Consumer Size vs. Size-Ratio

To probe into the implications of these models and their potential confounds, we will focus on the consumer size and size-ratio models. We state the full model as follows

\[ \begin{align} A_{ij,k} &\sim \text{Bernoulli}(q_{ij,k}) & &\text{Likelihood} \\ q_{ij,k} &= \pi_{ij,k} \cdot p_{ij,k} & &\text{Adjusted probability} \\ \text{logit}(\pi_{ij,k}) &= \alpha_k + u_{i,k} + v_{j,k} + \beta_k M_{i,k} & &\text{True link probability} \\ \text{logit}(p_{ij,k}) &= \mu_p + \gamma_k(\text{log} \ M_i - \text{log} \ M_j) & &\text{Detection probability} \end{align} \]
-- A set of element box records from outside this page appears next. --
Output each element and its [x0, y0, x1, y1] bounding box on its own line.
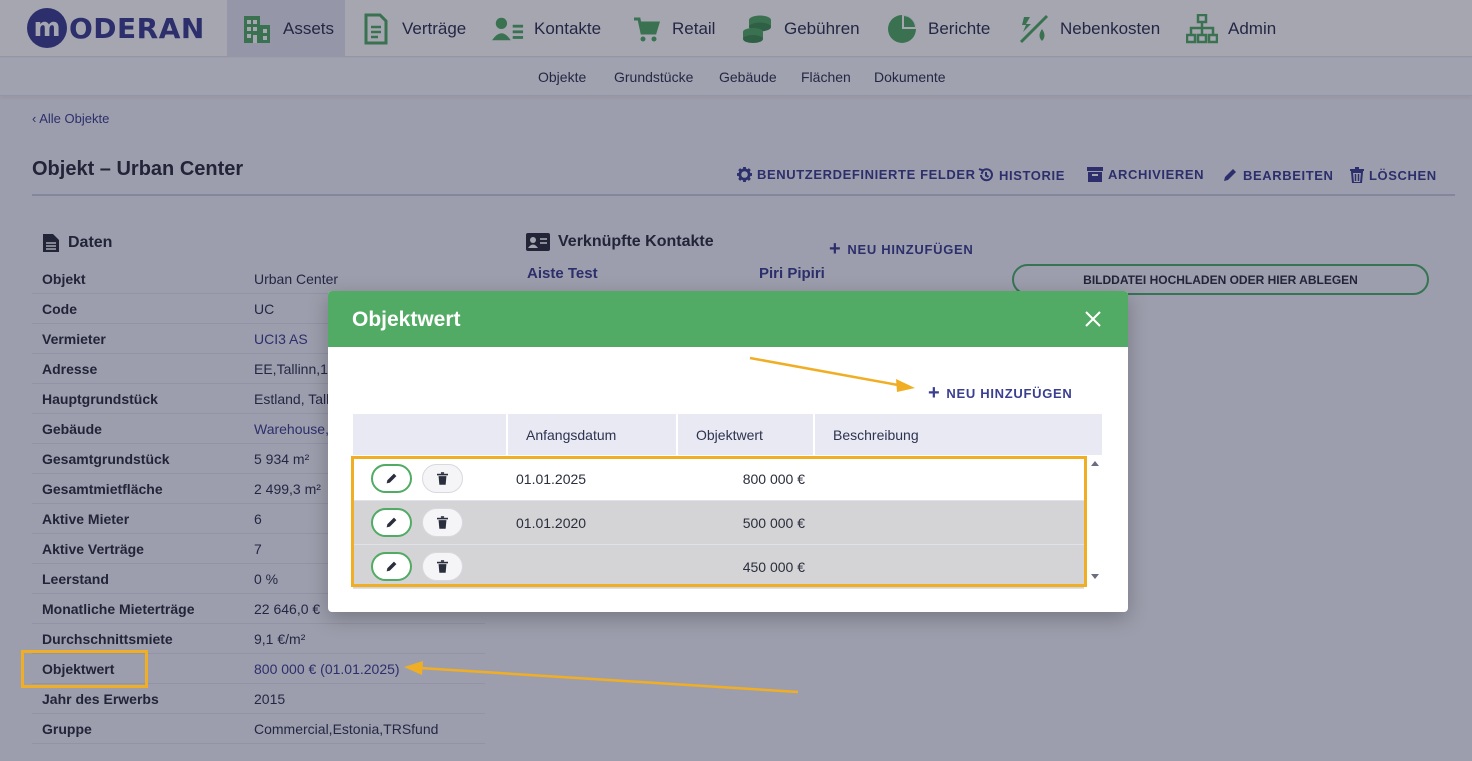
arrowhead-icon	[896, 379, 915, 392]
arrow-to-add-button	[749, 356, 899, 387]
annotation-arrows	[404, 356, 915, 694]
arrowhead-icon	[404, 661, 423, 675]
arrow-to-objektwert	[419, 666, 799, 694]
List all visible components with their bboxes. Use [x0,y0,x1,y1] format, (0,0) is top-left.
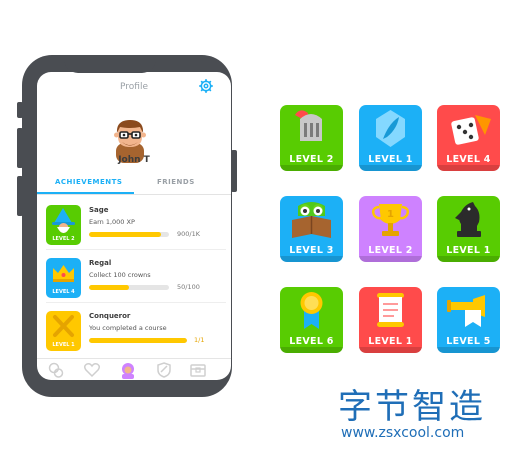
shield-icon[interactable] [155,361,173,379]
progress-bar [89,338,187,343]
wizard-icon [52,208,75,233]
badge-level: LEVEL 2 [368,245,413,256]
volume-down-button [17,176,23,216]
profile-avatar-icon[interactable] [119,361,137,379]
user-name: John T [118,155,150,165]
badge-shade [437,165,500,171]
achievement-description: Collect 100 crowns [89,271,151,279]
badge-level: LEVEL 2 [289,154,334,165]
badge-shade [437,256,500,262]
volume-up-button [17,128,23,168]
badge-shade [359,347,422,353]
badge-scroll: LEVEL 1 [359,287,422,353]
badge-shade [359,165,422,171]
active-tab-indicator [37,192,134,194]
trumpet-icon [447,295,485,327]
achievement-sage[interactable]: LEVEL 2 Sage Earn 1,000 XP 900/1K [46,205,226,251]
watermark-url: www.zsxcool.com [341,425,465,441]
badge-shade [280,347,343,353]
badge-owl-book: LEVEL 3 [280,196,343,262]
achievement-conqueror[interactable]: LEVEL 1 Conqueror You completed a course… [46,311,226,357]
trophy-icon: 1 [371,204,410,236]
badge-level: LEVEL 6 [289,336,334,347]
achievement-badge: LEVEL 4 [46,258,81,298]
feather-gem-icon [376,110,405,147]
bottom-nav [37,358,231,380]
progress-fill [89,338,187,343]
achievement-title: Regal [89,259,112,267]
achievement-badge: LEVEL 1 [46,311,81,351]
phone-notch [64,55,156,73]
achievement-level: LEVEL 2 [52,236,75,242]
badge-level: LEVEL 1 [368,336,413,347]
badge-level: LEVEL 1 [368,154,413,165]
progress-fill [89,232,161,237]
achievement-badge: LEVEL 2 [46,205,81,245]
app-screen: Profile John T ACHIEVEMENTS FRIENDS LEVE… [37,72,231,380]
knight-helmet-icon [295,110,322,141]
heart-icon[interactable] [83,361,101,379]
badge-trumpet: LEVEL 5 [437,287,500,353]
badge-trophy: 1 LEVEL 2 [359,196,422,262]
chess-knight-icon [455,202,481,237]
profile-tabs: ACHIEVEMENTS FRIENDS [37,178,231,195]
bubbles-icon[interactable] [47,361,65,379]
divider [46,302,226,303]
badge-level: LEVEL 5 [446,336,491,347]
badge-feather-gem: LEVEL 1 [359,105,422,171]
badge-dice: LEVEL 4 [437,105,500,171]
progress-text: 900/1K [177,230,200,238]
badge-medal: LEVEL 6 [280,287,343,353]
medal-icon [300,292,323,329]
badge-shade [280,165,343,171]
achievement-title: Conqueror [89,312,131,320]
swords-icon [53,315,74,337]
gear-icon[interactable] [199,79,213,93]
badge-level: LEVEL 1 [446,245,491,256]
progress-bar [89,232,169,237]
crown-icon [53,265,74,282]
badge-shade [437,347,500,353]
progress-text: 50/100 [177,283,200,291]
achievement-description: You completed a course [89,324,167,332]
owl-book-icon [292,202,331,238]
achievement-description: Earn 1,000 XP [89,218,135,226]
badge-knight-helmet: LEVEL 2 [280,105,343,171]
watermark: 字节智造 www.zsxcool.com [338,388,508,440]
achievement-title: Sage [89,206,109,214]
progress-bar [89,285,169,290]
progress-fill [89,285,129,290]
mute-switch [17,102,23,118]
scroll-icon [377,293,404,327]
svg-text:1: 1 [387,209,394,220]
watermark-chinese: 字节智造 [338,387,486,427]
tab-achievements[interactable]: ACHIEVEMENTS [55,178,122,186]
badge-level: LEVEL 4 [446,154,491,165]
progress-text: 1/1 [194,336,205,344]
dice-icon [451,115,491,145]
badge-chess-knight: LEVEL 1 [437,196,500,262]
achievement-regal[interactable]: LEVEL 4 Regal Collect 100 crowns 50/100 [46,258,226,304]
shop-chest-icon[interactable] [189,361,207,379]
badge-shade [359,256,422,262]
achievement-level: LEVEL 1 [52,342,75,348]
divider [46,249,226,250]
tab-friends[interactable]: FRIENDS [157,178,195,186]
badge-shade [280,256,343,262]
power-button [231,150,237,192]
badge-level: LEVEL 3 [289,245,334,256]
achievement-level: LEVEL 4 [52,289,75,295]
Let’s imagine a \(3 \times 3\) matrix of simulation scenarios.

Null Weak Strong
Null \(\gamma_k = 0\), \(\beta_k = 0\) \(\gamma_k = 0\), \(\beta_k = 1\) \(\gamma_k = 0\), \(\beta_k = 3\)
Weak \(\gamma_k = 1\), \(\beta_k = 0\) \(\gamma_k = 1\), \(\beta_k = 1\) \(\gamma_k = 1\), \(\beta_k = 3\)
Strong \(\gamma_k = 3\), \(\beta_k = 0\) \(\gamma_k = 3\), \(\beta_k = 1\) \(\gamma_k = 3\), \(\beta_k = 3\)

References

Allesina, Stefano. 2011. “Predicting Trophic Relations in Ecological Networks: A Test of the Allometric Diet Breadth Model.” Journal of Theoretical Biology 279 (1): 161–68.